La street, le rap, le mainstream
Un budget enfin dévolu au marketing permet également de peu à peu reprendre l’image de la marque en main. « Aujourd’hui, la 8.6 s’associe également au monde du tatouage, de la musique Métal… C’est toujours la rue, mais une rue plus artistique », poursuit Johanna Volpert, qui reconnaît une image nettement améliorée malgré des clichés à la peau dure.
« On a investi la street culture, poursuit Matthieu Ribeyron, sans se renier. C’est comme ça qu’une marque devient »culte » : en restant fidèle à ses origines et ses valeurs, quelle que soit la réputation initiale ». Pour lui, ce n’est la 8.6 mais la rue entière qui a changé d’image avec les années. Il tisse l’analogie avec le rap, autre phénomène « street » apparu dans les années 1990, « hyperclivant et méprisé à ses débuts et devenu mainstream. »
Une mauvaise réputation, et alors ?
Au final, cette réputation était-elle un si gros fardeau ? La 8.6 a toujours été un succès en France, portée par une croissance solide dès ses débuts. Pierre-Louis Desprez, expert en imaginaire de marques au cabinet Kaos, acère les arguments : « Contrairement à ce que tous les experts pub veulent faire croire, une mauvaise image n’a jamais été un obstacle à la vente. Aldi, Redbull, McDo ont des images assez médiocres mais empochent des milliards. » Le prix reste l’argument numéro 1 pour 65 % des Français, selon un sondage Havas Commerce et CSA Research de 2024, en particulier dans cette période de crise du pouvoir d’achat.

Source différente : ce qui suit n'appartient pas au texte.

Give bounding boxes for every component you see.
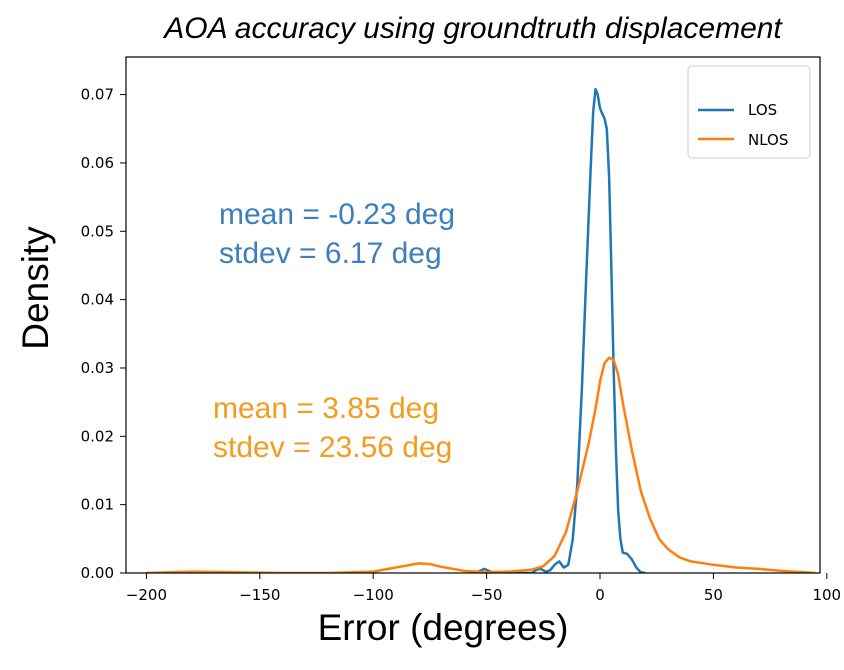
legend-label-nlos: NLOS (748, 131, 788, 149)
series-line-nlos (146, 356, 816, 573)
y-tick-label: 0.04 (81, 291, 114, 309)
series-line-los (474, 87, 646, 573)
y-tick-label: 0.05 (81, 222, 114, 240)
x-tick-label: 50 (704, 586, 723, 604)
x-tick-label: −200 (126, 586, 167, 604)
x-tick-label: −150 (239, 586, 280, 604)
legend: LOS NLOS (687, 65, 811, 159)
annotation-nlos-mean: mean = 3.85 deg (213, 392, 439, 425)
y-tick-label: 0.07 (81, 86, 114, 104)
y-axis: 0.00 0.01 0.02 0.03 0.04 0.05 0.06 0.07 (81, 86, 126, 582)
y-tick-label: 0.01 (81, 496, 114, 514)
x-axis: −200 −150 −100 −50 0 50 100 (126, 573, 841, 604)
y-tick-label: 0.03 (81, 359, 114, 377)
y-tick-label: 0.02 (81, 427, 114, 445)
chart-title: AOA accuracy using groundtruth displacem… (162, 12, 783, 45)
plot-frame (125, 56, 821, 574)
x-axis-label: Error (degrees) (318, 607, 569, 648)
stats-annotations: mean = -0.23 deg stdev = 6.17 deg mean = 3… (213, 198, 455, 464)
annotation-los-mean: mean = -0.23 deg (219, 198, 455, 231)
y-tick-label: 0.06 (81, 154, 114, 172)
x-tick-label: −100 (353, 586, 394, 604)
y-axis-label: Density (15, 226, 56, 350)
series-layer (146, 87, 816, 573)
legend-box (687, 65, 811, 159)
x-tick-label: 100 (812, 586, 841, 604)
annotation-los-stdev: stdev = 6.17 deg (219, 237, 442, 270)
x-tick-label: −50 (471, 586, 503, 604)
x-tick-label: 0 (595, 586, 605, 604)
y-tick-label: 0.00 (81, 564, 114, 582)
annotation-nlos-stdev: stdev = 23.56 deg (213, 431, 452, 464)
legend-label-los: LOS (748, 101, 777, 119)
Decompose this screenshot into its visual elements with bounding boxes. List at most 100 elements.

« Seuls quelques très rares géants comme Chanel, Rolex, Vitton ont une image de très haut de gamme. La plupart des marques composent sans, et s’en sortent très bien », poursuit Pierre-Louis Desprez. Et dans le cas spécifique de la 8.6, « ce n’est pas plus mal d’avoir une réputation un peu sulfureuse dans l’alcool, le milieu s’y prête bien. »
Matthieu Ribeyron l’admet : il s’accommode d’une réputation clivante, loin des lisses Heineken ou Kronenbourg. « L’un des buts du marketing, c’est de faire parler sans que la marque n’ait rien à faire. Aujourd’hui, la 8.6 se divise entre le consommateur qui ne l’aime pas et la méprise, et le consommateur qui la boit et l’aime. Le »hater » et le »lover ». Cela crée donc de la discussion ». Et, in fine, de la publicité gratuite. Une morale que Brassens n’aurait pas reniée : une réputation, aussi mauvaise soit-elle, reste une réputation.